Butyou may still have an issue with factors!
但是你可能仍然有一个因素的问题!
# making up some similar data( adapted from earlier answer)
a <- rep ("Lefebvre Arnaud", 6)
b <- c("Abe Lyu", "Abe Lyu", "Lefebvre Arnaud", rep("De Dinechin Florent", 3))
df <- data.frame(CompleteName = a, CompleteName.1 = b)
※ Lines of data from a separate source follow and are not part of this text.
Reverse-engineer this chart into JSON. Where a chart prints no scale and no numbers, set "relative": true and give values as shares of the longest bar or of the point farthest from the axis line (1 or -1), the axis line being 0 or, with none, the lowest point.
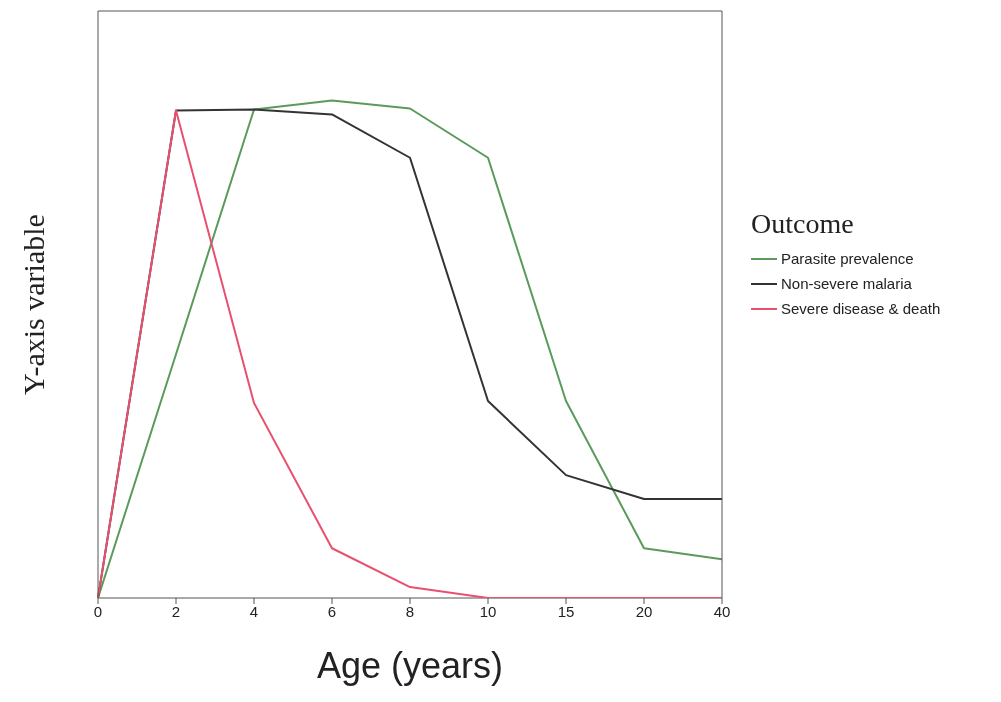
{
  "chart_data": {
    "type": "line",
    "xlabel": "Age (years)",
    "ylabel": "Y-axis variable",
    "legend_title": "Outcome",
    "legend": "right",
    "relative": true,
    "marker": "none",
    "categories": [
      "0",
      "2",
      "4",
      "6",
      "8",
      "10",
      "15",
      "20",
      "40"
    ],
    "series": [
      {
        "name": "Parasite prevalence",
        "color": "#5a9a5a",
        "values": [
          0,
          0.49,
          0.982,
          1,
          0.984,
          0.885,
          0.396,
          0.1,
          0.078
        ]
      },
      {
        "name": "Non-severe malaria",
        "color": "#333333",
        "values": [
          0,
          0.98,
          0.982,
          0.972,
          0.885,
          0.396,
          0.247,
          0.199,
          0.199
        ]
      },
      {
        "name": "Severe disease & death",
        "color": "#e8506e",
        "values": [
          0,
          0.98,
          0.392,
          0.1,
          0.022,
          0,
          0,
          0,
          0
        ]
      }
    ]
  }
}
which(df$CompleteName == df$CompleteName1)
#integer(0)
#Warning message:
#In is.na(e2) : is.na() applied to non-(list or vector) of type 'NULL'
str(df)
# 'data.frame': 6 obs. of 2 variables:
# $ CompleteName : Factor w/ 1 level "Lefebvre Arnaud": 1 1 1 1 1 1
# $ CompleteName.1: Factor w/ 3 levels "Abe Lyu","De Dinechin Florent",..: 1 1 3 2 2 2
stringsAsFactors
stringsAsFactors
Above, the data.frame wasn't constructed with stringsAsFactors=FALSE
and caused an error. Unfortunately, out of the box R
will coerce strings to factors on loading a csv
or creating a data.frame
. This can be fixed when creating the data.frame by explicitly specifying stringsAsFactors=FALSE
上面,data.frame 没有构建stringsAsFactors=FALSE
并导致错误。不幸的是,开箱即用R
会将字符串强制转换为加载csv
或创建data.frame
. 这可以在创建 data.frame 时通过显式指定来修复stringsAsFactors=FALSE
df <- data.frame(CompleteName = a, CompleteName.1 = b, stringsAsFactors = FALSE)
df[which(df$CompleteName == df$CompleteName.1), ]
## CompleteName CompleteName.1
## 3 Lefebvre Arnaud Lefebvre Arnaud
To avoid the issue in the future, run options(stringsAsFactors = FALSE)
at the beginning of your R session (or put it at the top of your .R
script). More discussion here:
为避免将来出现此问题,请options(stringsAsFactors = FALSE)
在 R 会话的开头运行(或将其放在.R
脚本的顶部)。更多讨论在这里:
回答by Matt Weller
Here's a solution using a data.table
with performance comparison to the data.frame
solution based on an identical number of records as in your case.
这是一个使用data.table
与data.frame
基于与您的情况相同数量的记录的解决方案进行性能比较的解决方案。
col1 = sample(x = letters, size = 354903, replace = TRUE)
col2 = sample(x = letters, size = 354903, replace = TRUE)
library(data.table)
dt = data.table(col1 = col1, col2 = col2)
df = data.frame(col1 = col1, col2 = col2)
# comparing the 2 columns
system.time(dt$col1==dt$col2)
system.time(df$col1==df$col2)
# storing the comparison in the table/frame itself
system.time(dt[, col3:= (col1==col2)])
system.time({df$col3 = (df$col1 == df$col2)})
The data.table
approach offers a significant speedup on my machine: from 0.020s to 0.008s.
该data.table
方法在我的机器上提供了显着的加速:从 0.020s 到 0.008s。
Try it for yourself and see. I know this is not really significant with such a small number of rows but multiply that 1000 and you'll see a major difference!
自己试试看。我知道这对于这么少的行并不是很重要,但是乘以 1000,您会看到很大的不同!